The talented designer says that the project came about as a result of a request from the HWC/RLC team for a drag version of the Dairy Delivery. “We have talked about making variations of the Volkswagen Drag Bus and Dairy Delivery over the years. The first was the Volkswagen T1 Drag Bus.” When the team turned its attention to the Dairy Delivery, “We all agreed that the timing was right and that we should proceed with the project. As soon as we decided to move forward, I started sketching.”
What modifications would the Dairy Delivery see to become this wild new thing? “I really wanted this vehicle to be low, long, wide and have that funny car feel,” he reflects. “The opening body gave me the opportunity to carry forward the original intake from the Dairy Delivery and have it become a more elaborate intake for the Drag engine.”
“I also wanted to do something different with the exhaust, so I pulled it back to right in front of the rear wheels, rather than the typical area behind the front tire. I had to make some concessions to the rear of the vehicle for the tilt body. The parachutes were going to be part of the chassis, but had to be moved to the body. I also had to shorten the wheelie bar in order to clear the body. I closed off the rear windows because of the obstruction of the staking area, which worked out well because that would be typical for funny cars.”

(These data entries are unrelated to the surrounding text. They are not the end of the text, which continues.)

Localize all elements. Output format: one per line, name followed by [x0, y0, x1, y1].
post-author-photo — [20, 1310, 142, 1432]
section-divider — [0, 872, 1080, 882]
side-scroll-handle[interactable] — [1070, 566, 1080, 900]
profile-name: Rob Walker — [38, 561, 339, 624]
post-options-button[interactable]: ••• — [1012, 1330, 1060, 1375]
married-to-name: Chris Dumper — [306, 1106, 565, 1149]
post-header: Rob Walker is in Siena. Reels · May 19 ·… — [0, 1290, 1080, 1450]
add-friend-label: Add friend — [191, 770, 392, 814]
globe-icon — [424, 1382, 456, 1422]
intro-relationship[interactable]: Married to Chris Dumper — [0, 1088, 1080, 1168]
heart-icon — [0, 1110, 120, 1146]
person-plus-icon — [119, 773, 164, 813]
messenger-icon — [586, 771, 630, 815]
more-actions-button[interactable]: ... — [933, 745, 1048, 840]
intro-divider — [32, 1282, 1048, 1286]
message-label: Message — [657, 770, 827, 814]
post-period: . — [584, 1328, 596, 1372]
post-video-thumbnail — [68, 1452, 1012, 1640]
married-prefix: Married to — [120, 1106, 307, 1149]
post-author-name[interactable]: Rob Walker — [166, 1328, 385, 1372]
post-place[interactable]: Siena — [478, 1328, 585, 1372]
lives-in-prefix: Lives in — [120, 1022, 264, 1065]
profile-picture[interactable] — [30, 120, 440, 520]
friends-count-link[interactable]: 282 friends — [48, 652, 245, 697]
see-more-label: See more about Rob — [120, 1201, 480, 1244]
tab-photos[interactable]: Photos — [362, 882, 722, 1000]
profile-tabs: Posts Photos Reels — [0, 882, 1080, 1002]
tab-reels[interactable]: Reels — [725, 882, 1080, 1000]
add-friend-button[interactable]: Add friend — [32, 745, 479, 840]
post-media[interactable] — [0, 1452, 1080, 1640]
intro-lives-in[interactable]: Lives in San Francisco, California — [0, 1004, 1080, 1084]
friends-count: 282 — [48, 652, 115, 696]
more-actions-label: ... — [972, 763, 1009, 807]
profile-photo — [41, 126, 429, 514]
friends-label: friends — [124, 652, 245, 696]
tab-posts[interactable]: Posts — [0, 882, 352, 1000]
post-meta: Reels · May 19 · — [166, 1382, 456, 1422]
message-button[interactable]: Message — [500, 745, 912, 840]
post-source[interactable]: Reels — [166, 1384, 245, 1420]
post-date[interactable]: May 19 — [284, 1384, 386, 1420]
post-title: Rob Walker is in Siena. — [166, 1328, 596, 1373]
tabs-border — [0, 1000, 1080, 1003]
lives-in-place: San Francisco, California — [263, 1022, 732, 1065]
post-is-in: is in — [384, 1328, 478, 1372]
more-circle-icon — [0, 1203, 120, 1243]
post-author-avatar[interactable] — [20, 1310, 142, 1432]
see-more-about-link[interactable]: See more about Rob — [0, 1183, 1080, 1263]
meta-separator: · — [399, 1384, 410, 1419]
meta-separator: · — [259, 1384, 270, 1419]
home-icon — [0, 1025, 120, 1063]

It’s a fairly well-known story now that the Volkswagen Drag Bus presented some serious challenges during the production process. Phil points out that those types of issues were less of a problem when developing a piece specifically for HWC/RLC use. “The development of this one went relatively smoothly. There were no major costing or complexity issues that would have occurred if it were developed for another line first.”
Still, the Drag Dairy production was not without its challenges. “The biggest challenge came from the decision to debut the cars as my dinner car.” Having to hit a very specific release date on a project like the Drag Dairy wouldn’t be so easy. “It was a tight timeline with a solid date that had to be hit no matter what.” The piece showed up in time for the dinner – and it was a big hit.
But was Phil satisfied with the result? “I am very happy with the final result,” he says. “It was pretty close to my final sketches.”
Any chance of a 1:1 version showing up some day? Phil says that there are no plans at this time, but that you never know. “It would be fun to see this one going down the drag strip.”